After a couple of hours of turning, sharpening bits, and cutting stock, I finished the two bottom rollers. I now remember how much I hate to drill large holes on the lathe.
>>1066048
You're plug welding it?
>>1066690
The bottom rollers are free rolling. The top one will be keyed for ease of disassembly and versatility of the design.

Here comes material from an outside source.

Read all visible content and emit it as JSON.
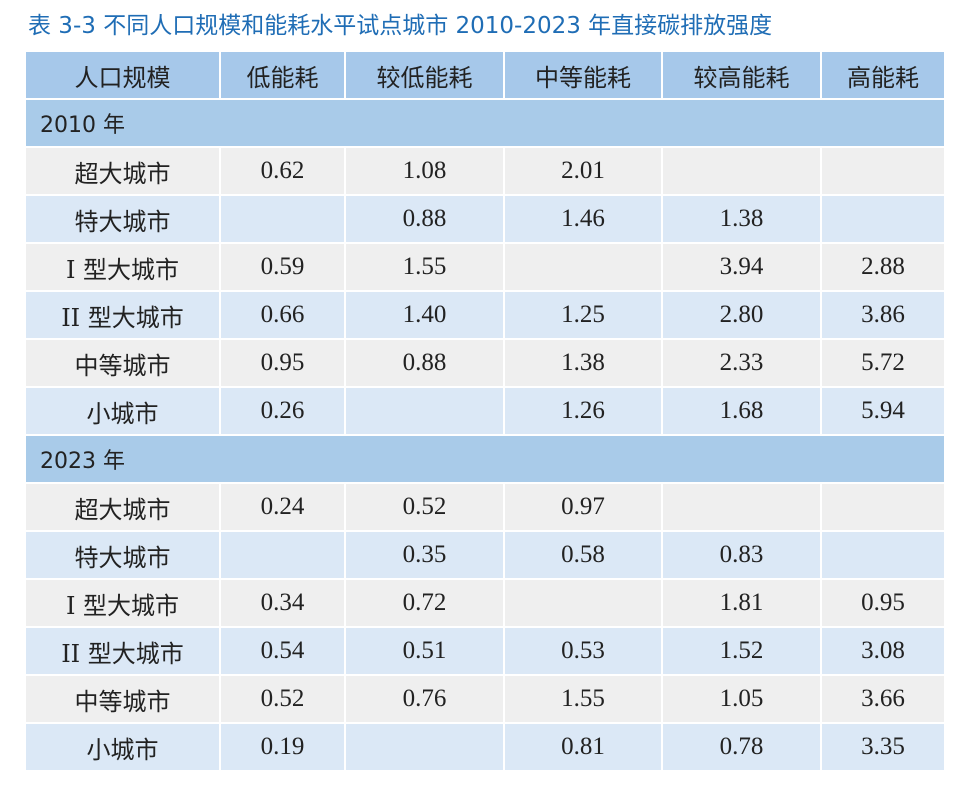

I've got sick, so progress is a little bit slow, but I'm getting there.
>>1069537
>>1069541
>>1069543
Ah. went with support on both sides I see.
Nice progress.
>>1070057
Yeah; to release the work, you need remove the top shaft. It's going to be easy to do, so what the hell, I went full support on both sides.
>>1071312
Turning the caps for the arm pivot. I had to make a custom chuck to glue the part with loctite, since it was impossible to grab it in the lathe chuck. When done, just heat the part and it comes off.
>>1072306
Here I'm milling part of the top roller bushings to make room for the body of the machine, and welding them to the arms. I used the shaper since it can run unattended while I was doing other stuff.
>>1072312
To fix the top roller to the axle, I drilled a hole and tapped the axle to receive an M5 allen screw. I figured it should hold up just fine and it's easy to assemble/dissasemble.
>>1072314
Here I welded the whole body, I added some angle iron to the sides so I could clamp the roller to the table when in use. The central pic shows how I used a square in the drill press to drill two 20mm holes I needed.

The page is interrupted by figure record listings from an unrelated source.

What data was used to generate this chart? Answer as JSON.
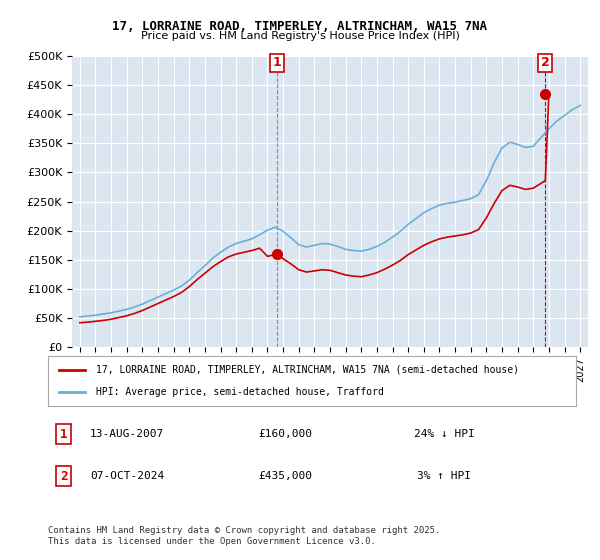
{
  "title": "17, LORRAINE ROAD, TIMPERLEY, ALTRINCHAM, WA15 7NA",
  "subtitle": "Price paid vs. HM Land Registry's House Price Index (HPI)",
  "ylabel": "",
  "xlabel": "",
  "ylim": [
    0,
    500000
  ],
  "yticks": [
    0,
    50000,
    100000,
    150000,
    200000,
    250000,
    300000,
    350000,
    400000,
    450000,
    500000
  ],
  "ytick_labels": [
    "£0",
    "£50K",
    "£100K",
    "£150K",
    "£200K",
    "£250K",
    "£300K",
    "£350K",
    "£400K",
    "£450K",
    "£500K"
  ],
  "xlim_start": 1994.5,
  "xlim_end": 2027.5,
  "xticks": [
    1995,
    1996,
    1997,
    1998,
    1999,
    2000,
    2001,
    2002,
    2003,
    2004,
    2005,
    2006,
    2007,
    2008,
    2009,
    2010,
    2011,
    2012,
    2013,
    2014,
    2015,
    2016,
    2017,
    2018,
    2019,
    2020,
    2021,
    2022,
    2023,
    2024,
    2025,
    2026,
    2027
  ],
  "background_color": "#dce6f1",
  "plot_bg_color": "#dce6f1",
  "grid_color": "#ffffff",
  "line_color_hpi": "#6baed6",
  "line_color_price": "#cc0000",
  "point1_x": 2007.617,
  "point1_y": 160000,
  "point2_x": 2024.769,
  "point2_y": 435000,
  "point1_label": "1",
  "point2_label": "2",
  "legend_line1": "17, LORRAINE ROAD, TIMPERLEY, ALTRINCHAM, WA15 7NA (semi-detached house)",
  "legend_line2": "HPI: Average price, semi-detached house, Trafford",
  "table_row1_num": "1",
  "table_row1_date": "13-AUG-2007",
  "table_row1_price": "£160,000",
  "table_row1_hpi": "24% ↓ HPI",
  "table_row2_num": "2",
  "table_row2_date": "07-OCT-2024",
  "table_row2_price": "£435,000",
  "table_row2_hpi": "3% ↑ HPI",
  "footnote": "Contains HM Land Registry data © Crown copyright and database right 2025.\nThis data is licensed under the Open Government Licence v3.0.",
  "hpi_years": [
    1995,
    1995.5,
    1996,
    1996.5,
    1997,
    1997.5,
    1998,
    1998.5,
    1999,
    1999.5,
    2000,
    2000.5,
    2001,
    2001.5,
    2002,
    2002.5,
    2003,
    2003.5,
    2004,
    2004.5,
    2005,
    2005.5,
    2006,
    2006.5,
    2007,
    2007.5,
    2008,
    2008.5,
    2009,
    2009.5,
    2010,
    2010.5,
    2011,
    2011.5,
    2012,
    2012.5,
    2013,
    2013.5,
    2014,
    2014.5,
    2015,
    2015.5,
    2016,
    2016.5,
    2017,
    2017.5,
    2018,
    2018.5,
    2019,
    2019.5,
    2020,
    2020.5,
    2021,
    2021.5,
    2022,
    2022.5,
    2023,
    2023.5,
    2024,
    2024.5,
    2025,
    2025.5,
    2026,
    2026.5,
    2027
  ],
  "hpi_values": [
    52000,
    53500,
    55000,
    57000,
    59000,
    62000,
    65000,
    69000,
    74000,
    80000,
    86000,
    92000,
    98000,
    105000,
    115000,
    128000,
    140000,
    153000,
    163000,
    172000,
    178000,
    182000,
    186000,
    193000,
    201000,
    206000,
    199000,
    188000,
    176000,
    172000,
    175000,
    178000,
    177000,
    173000,
    168000,
    166000,
    165000,
    168000,
    173000,
    180000,
    189000,
    199000,
    211000,
    221000,
    231000,
    238000,
    244000,
    247000,
    249000,
    252000,
    255000,
    262000,
    286000,
    317000,
    342000,
    352000,
    348000,
    343000,
    345000,
    360000,
    375000,
    388000,
    398000,
    408000,
    415000
  ],
  "price_years": [
    1995,
    1995.5,
    1996,
    1996.5,
    1997,
    1997.5,
    1998,
    1998.5,
    1999,
    1999.5,
    2000,
    2000.5,
    2001,
    2001.5,
    2002,
    2002.5,
    2003,
    2003.5,
    2004,
    2004.5,
    2005,
    2005.5,
    2006,
    2006.5,
    2007,
    2007.617,
    2008,
    2008.5,
    2009,
    2009.5,
    2010,
    2010.5,
    2011,
    2011.5,
    2012,
    2012.5,
    2013,
    2013.5,
    2014,
    2014.5,
    2015,
    2015.5,
    2016,
    2016.5,
    2017,
    2017.5,
    2018,
    2018.5,
    2019,
    2019.5,
    2020,
    2020.5,
    2021,
    2021.5,
    2022,
    2022.5,
    2023,
    2023.5,
    2024,
    2024.769,
    2025
  ],
  "price_values": [
    42000,
    43000,
    44500,
    46000,
    48000,
    51000,
    54000,
    58000,
    63000,
    69000,
    75000,
    81000,
    87000,
    94000,
    104000,
    116000,
    127000,
    138000,
    147000,
    155000,
    160000,
    163000,
    166000,
    170000,
    156000,
    160000,
    152000,
    143000,
    133000,
    129000,
    131000,
    133000,
    132000,
    128000,
    124000,
    122000,
    121000,
    124000,
    128000,
    134000,
    141000,
    149000,
    159000,
    167000,
    175000,
    181000,
    186000,
    189000,
    191000,
    193000,
    196000,
    202000,
    222000,
    247000,
    269000,
    278000,
    275000,
    271000,
    273000,
    286000,
    435000
  ]
}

Those two holes are for the axle you see in the bottom pic. That axle will have two perpendicular threaded holes, one on each end, to receive a bolt that comes from the arms to press the top roller down.
>>1072318
>>1072772
Now only the crank is missing. Almost ready to test it.
>>1072842
I'm loving the progress. Keep posting rollerbro
>>1072864
Well, I more or less finished the machine. I tested it with some scrap I had laying around and it works like a breeze. You can see 2mm sheet, 1/8" flatbar and some 15x15x2mm square tubing I rolled. I'm very pleased with the results. The only thing I might do now is knurl the top roller to help with slippage when I do flatbars, but as it is now, it's completly doable.
>>1073458
Damn nice work. It's great to see someone actually doing something around here.
>>1073458
Wow. Extremely impressive. Very nice job op.
>>1073458
you making barrel hoops or wagon wheels?
>>1073458
Might consider a guide of sorts. Solid rod with a couple of locking sliders on it. Probably tied to the upper arm or just before the lower roller
>>1069537
You re Greek!
>>1073532
Nope, I built it mostly because I've had many requests to build what is called "discos de arado". It's a cooking pot made with discs from a harrow https://en.wikipedia.org/wiki/Disc_harrow
It's very common here in Argentina, and I get a very good profit making them, something like a 1000% gain. And I need to make hoops to weld around the discs. But yeah, you could make barrel hoops or wagon wheels with this roller.